Echoes of various superhero stories flickered through my mind as I read the expanded and reissued edition of Vicious by V.E. Schwab, the first novel in her Villians series.
The classic Fantastic Four origin of Doctor Doom and Reed Richards is the most relevant to Vicious, the tale of two college scientists who ideas go, well, horribly wrong.
Sure, Reed received his stretchy powers from that doomed space flight, but long before that, the genius scientist was friends in college with one Victor Von Doom, a man so arrogant he refused to take safety precautions for an experiment and thus permanently injured himself.
Reed went in one direction, eventually as a hero.
Victor Von Doom, always teetering on the edge of villainy, delved into the dark arts and science to become Doctor Doom. (And began to refer to himself in the third person, presumably because he likes saying “Doom.”)
It’s impossible for a comic book fan, I think, not to compare Victor Vale to Victor Von Doom.
But the similarities soon fall to the wayside because Schwab’s Victor Vale is clearly his own person. He’s not even a villain, per se. Well, sorta. More of an anti-hero, though it could be argued that every now and then, he does villainous things. Yes, he’s vicious. What’s clear, however, is that Victor has more remaining morals than Eli Ever, the Reed Richards equivalent, who believes he’s doing God’s work but is absolutely a villain: vicious, ruthless, and without mercy.
The conflict between Victor/Eli, once friends, college rivals for the same woman, and similarly obsessed with gaining ExtraOrdinary powers, drive Vicious. The book was first published in 2013 and became a sensation, so popular that there is still a fan-collaborative community site for the Villains universe, hosted on Schwab’s website.
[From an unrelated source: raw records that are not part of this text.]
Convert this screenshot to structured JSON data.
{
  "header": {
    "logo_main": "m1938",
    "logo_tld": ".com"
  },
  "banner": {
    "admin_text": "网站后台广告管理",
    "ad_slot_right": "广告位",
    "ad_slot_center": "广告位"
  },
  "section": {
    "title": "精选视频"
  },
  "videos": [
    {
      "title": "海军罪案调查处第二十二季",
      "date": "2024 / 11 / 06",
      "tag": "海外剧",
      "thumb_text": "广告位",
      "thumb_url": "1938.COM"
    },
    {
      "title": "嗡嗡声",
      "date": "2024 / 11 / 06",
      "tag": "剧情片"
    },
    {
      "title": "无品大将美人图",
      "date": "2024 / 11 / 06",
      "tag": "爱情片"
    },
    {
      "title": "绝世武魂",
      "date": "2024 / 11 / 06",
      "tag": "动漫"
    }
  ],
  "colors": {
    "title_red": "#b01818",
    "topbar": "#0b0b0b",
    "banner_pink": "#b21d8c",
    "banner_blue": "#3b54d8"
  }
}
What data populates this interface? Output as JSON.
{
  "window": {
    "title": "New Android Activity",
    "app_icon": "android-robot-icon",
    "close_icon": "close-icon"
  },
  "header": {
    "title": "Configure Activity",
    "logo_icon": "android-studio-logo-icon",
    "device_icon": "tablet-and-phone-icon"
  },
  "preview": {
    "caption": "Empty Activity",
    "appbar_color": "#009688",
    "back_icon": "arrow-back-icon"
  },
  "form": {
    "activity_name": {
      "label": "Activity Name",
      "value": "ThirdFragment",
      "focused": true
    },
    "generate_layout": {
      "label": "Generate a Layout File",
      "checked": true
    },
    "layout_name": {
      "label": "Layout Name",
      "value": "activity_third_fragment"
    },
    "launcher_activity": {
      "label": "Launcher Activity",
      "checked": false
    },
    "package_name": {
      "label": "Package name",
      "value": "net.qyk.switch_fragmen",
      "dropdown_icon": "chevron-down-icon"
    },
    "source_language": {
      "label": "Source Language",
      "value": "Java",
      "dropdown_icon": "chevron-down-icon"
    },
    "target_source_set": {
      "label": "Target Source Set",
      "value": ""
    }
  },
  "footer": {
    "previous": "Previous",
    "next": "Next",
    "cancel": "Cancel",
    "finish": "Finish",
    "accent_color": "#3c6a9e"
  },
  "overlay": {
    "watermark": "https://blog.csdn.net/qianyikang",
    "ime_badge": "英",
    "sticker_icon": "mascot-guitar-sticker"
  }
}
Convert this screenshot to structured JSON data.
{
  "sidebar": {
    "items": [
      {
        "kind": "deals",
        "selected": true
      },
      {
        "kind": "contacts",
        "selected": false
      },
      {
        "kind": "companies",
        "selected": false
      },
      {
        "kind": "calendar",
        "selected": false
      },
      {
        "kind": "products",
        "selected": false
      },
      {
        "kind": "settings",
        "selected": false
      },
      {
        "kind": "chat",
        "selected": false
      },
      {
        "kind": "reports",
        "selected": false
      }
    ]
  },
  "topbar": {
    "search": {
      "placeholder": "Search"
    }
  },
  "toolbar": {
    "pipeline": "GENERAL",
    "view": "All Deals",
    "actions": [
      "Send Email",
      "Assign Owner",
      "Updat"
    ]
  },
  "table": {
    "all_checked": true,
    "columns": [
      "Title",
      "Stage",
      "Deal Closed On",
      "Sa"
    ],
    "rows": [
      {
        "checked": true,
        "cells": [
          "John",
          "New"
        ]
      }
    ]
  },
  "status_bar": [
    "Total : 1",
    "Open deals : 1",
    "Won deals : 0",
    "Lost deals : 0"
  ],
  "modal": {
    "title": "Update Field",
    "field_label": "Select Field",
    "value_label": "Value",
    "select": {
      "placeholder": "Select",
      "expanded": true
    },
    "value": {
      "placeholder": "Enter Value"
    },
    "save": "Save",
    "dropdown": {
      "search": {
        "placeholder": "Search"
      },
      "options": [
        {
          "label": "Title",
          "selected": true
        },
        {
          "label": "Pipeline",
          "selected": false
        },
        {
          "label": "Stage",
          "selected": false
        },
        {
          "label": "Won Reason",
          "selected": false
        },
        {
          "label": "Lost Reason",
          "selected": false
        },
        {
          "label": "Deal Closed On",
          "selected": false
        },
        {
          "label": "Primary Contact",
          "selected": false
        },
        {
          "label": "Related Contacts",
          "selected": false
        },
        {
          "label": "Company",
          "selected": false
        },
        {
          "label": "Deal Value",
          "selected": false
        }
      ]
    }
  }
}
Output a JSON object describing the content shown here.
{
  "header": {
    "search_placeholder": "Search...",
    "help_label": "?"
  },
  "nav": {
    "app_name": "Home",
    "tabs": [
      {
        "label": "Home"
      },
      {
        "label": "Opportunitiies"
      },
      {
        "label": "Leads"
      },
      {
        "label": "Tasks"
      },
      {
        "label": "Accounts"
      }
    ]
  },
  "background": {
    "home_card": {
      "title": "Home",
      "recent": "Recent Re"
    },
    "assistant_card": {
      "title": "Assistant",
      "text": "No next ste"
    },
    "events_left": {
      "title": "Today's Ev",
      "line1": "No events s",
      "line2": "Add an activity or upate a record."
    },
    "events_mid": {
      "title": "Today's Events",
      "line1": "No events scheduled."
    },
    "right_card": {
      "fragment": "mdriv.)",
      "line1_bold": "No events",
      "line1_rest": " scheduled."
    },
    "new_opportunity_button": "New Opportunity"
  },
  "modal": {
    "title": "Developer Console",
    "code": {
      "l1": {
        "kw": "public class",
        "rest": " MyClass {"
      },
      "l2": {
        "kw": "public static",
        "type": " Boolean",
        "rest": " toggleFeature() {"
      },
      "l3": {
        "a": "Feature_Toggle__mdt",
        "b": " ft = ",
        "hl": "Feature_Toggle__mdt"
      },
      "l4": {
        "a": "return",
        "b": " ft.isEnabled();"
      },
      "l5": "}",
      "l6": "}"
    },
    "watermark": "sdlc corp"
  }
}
With the coming publication of the sequel, Vengeful, on September 25, Vicious has been reissued to include the prequel novella in the Villains Universe, Warm Up, which was published on Tor.com a month before the original novel.
My review copy of Vicious arrived complete with coffin, a play on the life and death events in the story. That’s because Victor and Eli, in their quest for powers, discover that it’s death or near-death experiences that create superpowers. Naturally, because they are obsessed with proving their theory, they have to try this for themselves. Eli, because he must know, and Victor because he wants to do everything better than Eli.
To say their experiments do not go the way they plan is putting it mildly and the aftermath of their experiments, and their powers, transform them, not for the good. To the world, Victor seems the villain, Eli the hero. But Eli uses his cover to commit atrocities that would never occur to Victor.
Perhaps the difference in their villainy is where it’s directed. Victor has all his rage directed at Eli, while Eli (while unconsciously enraged at himself), directs his rage outward in unexpected directions. Victor has enough morals/conscience left to make a friend in prison and, once out, is driven by a good impulse to help Rachel, a teenager who is possessed of a power she barely understands and that has brought her nothing but betrayal.
Vicious is an immersive book, though sometimes the way it’s told via flashbacks frustrated me (I am not a big fan of flashbacks). Like all good superhero stories, its themes are about good, evil, and how the choices we make, rather than our abilities, determine the course of our lives.
I’ll be grabbing the sequel, Vengeful, as soon as it’s available. It is, of course, already available for pre-order at most retailers.